RFE/RL correspondent Ron Synovitz is embedded with the 3rd Brigade Combat Team of the U.S. Army's 3rd Infantry Division. As he reported yesterday, combat teams from the division have been advancing on Karbala, where units of the Iraq's elite Republican Guards are positioned.
Near Karbala, Iraq; 30 March 2003 (RFE/RL) -- The U.S. Army's 3rd Infantry Division has advanced farther north in Iraq today, moving combat teams to positions around the outskirts of the city of Karbala. The advance follows two days of intensive air strikes against armored units of Iraq's Republican Guards that have been moved to Karbala from Baghdad during the past week.
Fighting today marks the first time U.S. ground forces west of the Euphrates River have engaged troops from Iraqi President Saddam Hussein's elite Republican Guards. Karbala is about 75 kilometers southwest of Baghdad. It is the site of important religious shrines for the Shi'ite Muslims around the world, and it was the home of thousands of Iraqi Shi'ites who were forced to flee their country after a failed uprising against Hussein's Ba'ath Party in 1991.

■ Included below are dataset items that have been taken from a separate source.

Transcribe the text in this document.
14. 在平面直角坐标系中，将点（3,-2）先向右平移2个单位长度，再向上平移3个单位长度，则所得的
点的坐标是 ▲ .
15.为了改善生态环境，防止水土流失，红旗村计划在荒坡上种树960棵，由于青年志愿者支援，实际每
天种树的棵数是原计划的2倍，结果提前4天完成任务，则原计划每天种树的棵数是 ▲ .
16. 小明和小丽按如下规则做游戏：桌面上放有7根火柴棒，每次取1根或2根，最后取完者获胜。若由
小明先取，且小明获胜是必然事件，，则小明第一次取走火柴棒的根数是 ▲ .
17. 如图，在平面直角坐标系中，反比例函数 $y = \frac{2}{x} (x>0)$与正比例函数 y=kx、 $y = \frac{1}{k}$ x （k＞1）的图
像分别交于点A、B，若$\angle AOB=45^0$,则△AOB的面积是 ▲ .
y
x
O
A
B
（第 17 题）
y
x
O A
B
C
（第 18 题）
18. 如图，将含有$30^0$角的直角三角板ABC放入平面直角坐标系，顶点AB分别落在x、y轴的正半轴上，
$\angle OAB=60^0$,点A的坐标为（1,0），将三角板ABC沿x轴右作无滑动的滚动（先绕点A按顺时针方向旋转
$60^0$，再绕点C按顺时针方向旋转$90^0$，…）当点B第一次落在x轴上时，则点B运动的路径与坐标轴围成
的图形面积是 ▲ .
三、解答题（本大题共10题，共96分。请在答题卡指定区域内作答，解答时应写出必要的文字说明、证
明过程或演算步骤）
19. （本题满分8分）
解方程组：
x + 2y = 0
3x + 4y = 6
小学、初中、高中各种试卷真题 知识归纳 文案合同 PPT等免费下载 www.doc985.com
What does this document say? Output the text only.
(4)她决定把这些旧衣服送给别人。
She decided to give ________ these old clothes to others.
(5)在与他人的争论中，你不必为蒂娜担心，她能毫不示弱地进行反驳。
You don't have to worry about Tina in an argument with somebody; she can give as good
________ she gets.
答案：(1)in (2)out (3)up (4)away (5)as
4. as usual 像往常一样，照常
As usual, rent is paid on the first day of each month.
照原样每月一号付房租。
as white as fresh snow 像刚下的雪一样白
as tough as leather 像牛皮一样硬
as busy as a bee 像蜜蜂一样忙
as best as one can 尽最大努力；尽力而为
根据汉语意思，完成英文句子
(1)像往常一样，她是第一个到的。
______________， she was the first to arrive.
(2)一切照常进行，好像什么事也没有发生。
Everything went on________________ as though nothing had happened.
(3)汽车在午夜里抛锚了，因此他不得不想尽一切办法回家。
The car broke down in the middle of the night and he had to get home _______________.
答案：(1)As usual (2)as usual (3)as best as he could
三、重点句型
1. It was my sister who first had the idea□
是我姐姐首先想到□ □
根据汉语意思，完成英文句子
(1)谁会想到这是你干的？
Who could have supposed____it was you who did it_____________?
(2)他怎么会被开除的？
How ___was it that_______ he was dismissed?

The capture of Karbala by U.S. forces would allow heavy U.S. artillery to be positioned within 10 kilometers of the Republican Guards' defensive ring around Baghdad, close enough for U.S. howitzers to fire on those defenses for Baghdad.
U.S. air strikes and attacks by ground-launched missiles are continuing today at targets around Karbala. U.S. warplanes and Apache helicopters have focused much of their attention on Iraqi tanks and armored troop carriers positioned in the so-called Karbala Gap during the last two days, just west of Karbala.
The Karbala Gap is a narrow strip of desert between the city and a large lake called Lake Razazah.
Today's advance by U.S. forces was launched at dawn from positions in the desert north of Najaf. U.S. tanks and troop carriers quickly overran Iraqi positions in a series of rock quarries south of Karbala. The burned hulks of Iraqi tanks and trucks testified to the effectiveness of the U.S. artillery barrage that was launched in the predawn hours after a U.S. scout patrol was targeted in an ambush there overnight.
The first significant resistance seen against today's advance came when U.S. combat teams advanced to a line of concrete bunkers and other fortifications that were flying black flags. U.S. infantrymen dismounted from Bradley troop carriers and cleared those fortifications without any reported casualties. About 50 Iraqi soldiers were taken as prisoners of war in that operation.
Close air support from U.S. A-10 antitank planes and an F-15 fighter jet was called in against Iraqi tanks today as the combat teams approached the outskirts of Karbala. Two Soviet-built T-55 Iraqi tanks were seen trying to flee to the northeast.
While U.S. combat troops are pushing farther north, thousands of U.S. reinforcements also have been force marching forward from Kuwait in an attempt to intensify the U.S. advance on Baghdad and to reinforce the U.S. supply lines that run past the cities of Nasiriyah, Samawah, and Najaf.
There have been some counterattacks by small groups of Iraqi commandos against those rearguard positions, including a suicide car bombing yesterday by an Iraqi lieutenant near Najaf that killed four U.S. soldiers.
Iraqi President Saddam Hussein has honored that Iraqi officer posthumously, and officials have threatened to launch more suicide bomb attacks against U.S. forces in the near future.
Meanwhile, U.S. paratroopers who seized an airfield north of Baghdad earlier this week reportedly are receiving equipment and additional troop reinforcements from the air. Those deployments appear to be aimed at opening a northern front against the Republican Guards' defensive ring around the Iraqi capital.